Die rechtliche Grundlage für ein variables Tarifmodell, das einen Smart-Meter-Lastgang nutzt, bietet jedoch ein mit dem Endkunden bilateral abgeschlossener Vertrag. Darin ist expli-zit das Messen, Übermitteln, Speichern und Verarbeiten der ¼-Stundenwerte zum Zweck des Steuerns und Abrechnens des Verbrauchs anhand des dynamischen Tarifmodells zu regeln.

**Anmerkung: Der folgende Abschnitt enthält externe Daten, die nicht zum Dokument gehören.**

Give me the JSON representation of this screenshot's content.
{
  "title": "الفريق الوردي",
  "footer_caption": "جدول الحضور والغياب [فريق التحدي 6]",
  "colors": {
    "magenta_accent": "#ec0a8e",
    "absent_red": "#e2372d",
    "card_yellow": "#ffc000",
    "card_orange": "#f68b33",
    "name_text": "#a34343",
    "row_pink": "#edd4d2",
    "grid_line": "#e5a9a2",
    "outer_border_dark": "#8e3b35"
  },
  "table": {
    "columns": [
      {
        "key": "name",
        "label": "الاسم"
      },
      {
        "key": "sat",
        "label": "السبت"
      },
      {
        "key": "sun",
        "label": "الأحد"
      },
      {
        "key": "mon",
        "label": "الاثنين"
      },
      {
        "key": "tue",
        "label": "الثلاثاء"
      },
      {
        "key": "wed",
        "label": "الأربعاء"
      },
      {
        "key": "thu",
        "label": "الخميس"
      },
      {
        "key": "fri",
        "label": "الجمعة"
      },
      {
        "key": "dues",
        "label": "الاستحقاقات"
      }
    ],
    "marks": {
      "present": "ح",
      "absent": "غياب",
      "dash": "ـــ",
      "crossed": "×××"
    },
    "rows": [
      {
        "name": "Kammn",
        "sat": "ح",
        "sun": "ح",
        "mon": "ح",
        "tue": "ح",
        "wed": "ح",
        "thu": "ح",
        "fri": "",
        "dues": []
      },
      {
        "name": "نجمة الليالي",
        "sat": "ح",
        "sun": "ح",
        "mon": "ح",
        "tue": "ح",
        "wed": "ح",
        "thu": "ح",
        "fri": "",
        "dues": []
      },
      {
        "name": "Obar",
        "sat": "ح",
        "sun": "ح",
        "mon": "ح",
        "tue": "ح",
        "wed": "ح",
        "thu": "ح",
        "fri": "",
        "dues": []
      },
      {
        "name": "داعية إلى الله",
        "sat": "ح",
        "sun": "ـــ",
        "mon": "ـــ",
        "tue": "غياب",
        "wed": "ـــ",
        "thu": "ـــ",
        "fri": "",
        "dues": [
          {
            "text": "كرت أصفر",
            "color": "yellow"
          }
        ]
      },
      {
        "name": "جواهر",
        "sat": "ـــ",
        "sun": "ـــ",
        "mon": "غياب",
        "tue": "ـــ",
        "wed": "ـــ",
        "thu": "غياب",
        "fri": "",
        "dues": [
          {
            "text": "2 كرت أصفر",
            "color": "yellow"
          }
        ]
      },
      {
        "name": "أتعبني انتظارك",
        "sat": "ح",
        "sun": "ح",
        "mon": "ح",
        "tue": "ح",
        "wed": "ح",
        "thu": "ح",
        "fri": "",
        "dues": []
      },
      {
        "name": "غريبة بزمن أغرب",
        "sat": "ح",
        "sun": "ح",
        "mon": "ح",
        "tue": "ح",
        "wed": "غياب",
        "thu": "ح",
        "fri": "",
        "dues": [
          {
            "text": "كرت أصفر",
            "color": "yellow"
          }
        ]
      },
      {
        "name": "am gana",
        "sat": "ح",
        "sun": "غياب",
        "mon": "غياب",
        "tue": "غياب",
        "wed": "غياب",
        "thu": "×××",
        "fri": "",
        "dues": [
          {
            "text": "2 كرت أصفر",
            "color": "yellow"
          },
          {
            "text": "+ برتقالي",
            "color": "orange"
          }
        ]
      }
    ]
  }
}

Beim Angebot eines solchen dynamischen Preismodells sind besondere eichrechtliche Anforderungen zu berücksichtigen. Der Endkunde hat bei einer Tarifierung seiner Lastgänge im zentralen Pre-billing-System des Energiehändlers, durch die am Messsystem nicht nachvollziehbare Mengen- und Preiszuordnung, keine Möglichkeit die Rechnung zu prüfen. Dem Endkunden muss deshalb mit weiteren technischen Maßnahmen, zum Beispiel in Form eines "elektronischen Einzelverbindungsnachweises", eine Mengen- und Preiszuordnung übermittelt werden. Damit kann er die ausgewiesenen Mengen auf dem Nachweis mit den Verbrauchsdaten im Gateway vergleichen. Abrechnungsprozesse sind so zu takten, dass sie mit den maximalen Speicherzeiten des Gateways korrespondieren und der Kunde sie prüfen kann. Weiterhin muss der Lastgang des Endkunden im Gateway des Smart Meter mit einer digitalen Signatur versehen sein. Diese ist über den kompletten Verarbeitungsprozess von allen regulierten Marktteilnehmern vorzuhalten. Genanntes gilt vorbehaltlich einer abschließenden Novellierung des Eichrechtes.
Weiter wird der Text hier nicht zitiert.